There are no teammates with ten laps to go

And no matter how committed your teammates are to working together, It's easy for an organization’s good intentions to end in broken promises in the closing stages of a race. Although a driver may have had the opportunity to draft with a teammate in the first 150 laps, that might not be the case in the final 10. Earnhardt has learned from experience that the only thing he can rely on is himself and his car.

“I don’t think it’s just one thing that you do at the end of the race,” Earnhardt said. “It think it’s from the very beginning of the race and what you’re doing lap after lap is going to determine where you are at the end of the race and what position you’re in and how confident you are about your situation.

“It just keeps going throughout the weekend. The car really kicks it off. If you get in there and you’re car is not where it needs to be or doing the things that you want it to do, it’s very hard to have the confidence in it to put it where it needs to go.”

No middle ground

Not surprisingly, Earnhardt is like many drivers who have a love-hate relationship with restrictor-plate racing. If he seems mercurial at times during a Daytona or Talladega contest, the caliber of his car could have something to do with Earnhardt’s demeanor.

“When you don’t run well, you hate it,” Earnhardt said. “We spun out at Daytona and Talladega, and we have a pretty good understanding of why our car has been unstable. We brought a new car that’s hopefully going to be a much better race car for us. We went back to our set-ups that seemed to work so well.

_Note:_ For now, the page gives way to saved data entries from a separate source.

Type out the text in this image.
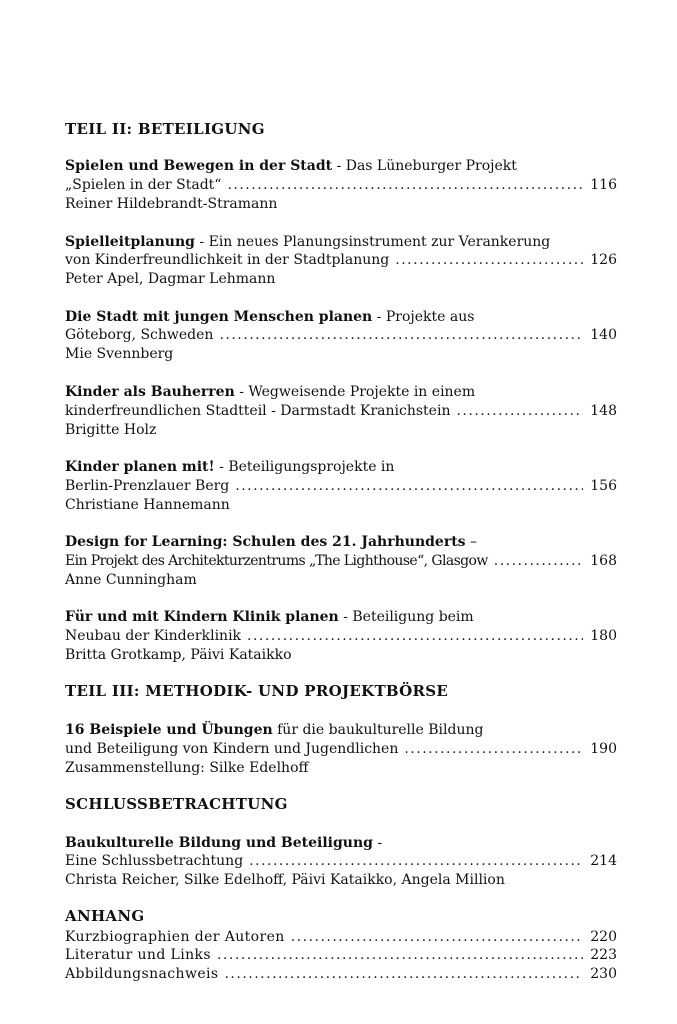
TEIL II: BETEILIGUNG
Spielen und Bewegen in der Stadt - Das Lüneburger Projekt
„Spielen in der Stadt“ .....	116
Reiner Hildebrandt-Stramann
Spielleitplanung - Ein neues Planungsinstrument zur Verankerung
von Kinderfreundlichkeit in der Stadtplanung .....	126
Peter Apel, Dagmar Lehmann
Die Stadt mit jungen Menschen planen - Projekte aus
Göteborg, Schweden .....	140
Mie Svennberg
Kinder als Bauherren - Wegweisende Projekte in einem
kinderfreundlichen Stadtteil - Darmstadt Kranichstein .....	148
Brigitte Holz
Kinder planen mit! - Beteiligungsprojekte in
Berlin-Prenzlauer Berg .....	156
Christiane Hannemann
Design for Learning: Schulen des 21. Jahrhunderts –
Ein Projekt des Architekturzentrums „The Lighthouse“, Glasgow .....	168
Anne Cunningham
Für und mit Kindern Klinik planen - Beteiligung beim
Neubau der Kinderklinik .....	180
Britta Grotkamp, Päivi Kataikko
TEIL III: METHODIK- UND PROJEKTBÖRSE
16 Beispiele und Übungen für die baukulturelle Bildung
und Beteiligung von Kindern und Jugendlichen .....	190
Zusammenstellung: Silke Edelhoff
SCHLUSSBETRACHTUNG
Baukulturelle Bildung und Beteiligung -
Eine Schlussbetrachtung .....	214
Christa Reicher, Silke Edelhoff, Päivi Kataikko, Angela Million
ANHANG
Kurzbiographien der Autoren .....	220
Literatur und Links .....	223
Abbildungsnachweis .....	230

“So, the guys are always working and trying to find speed and we that really made the car unstable so we dialed some of that back out and went back to our older set-ups and hopefully that is going to be all we need to be competitive and be able to get up there and be aggressive.

“If you run up front and finish in the top five, you can have a good time out there and enjoy what you’re doing. But if you wreck and particularly when you wreck at this place, you wreck hard. You hate it. You don’t want to be in those situations where you’re crashing, and it seems like that’s the way plate racing is. It’s either all or nothing. And there’s really no middle ground.”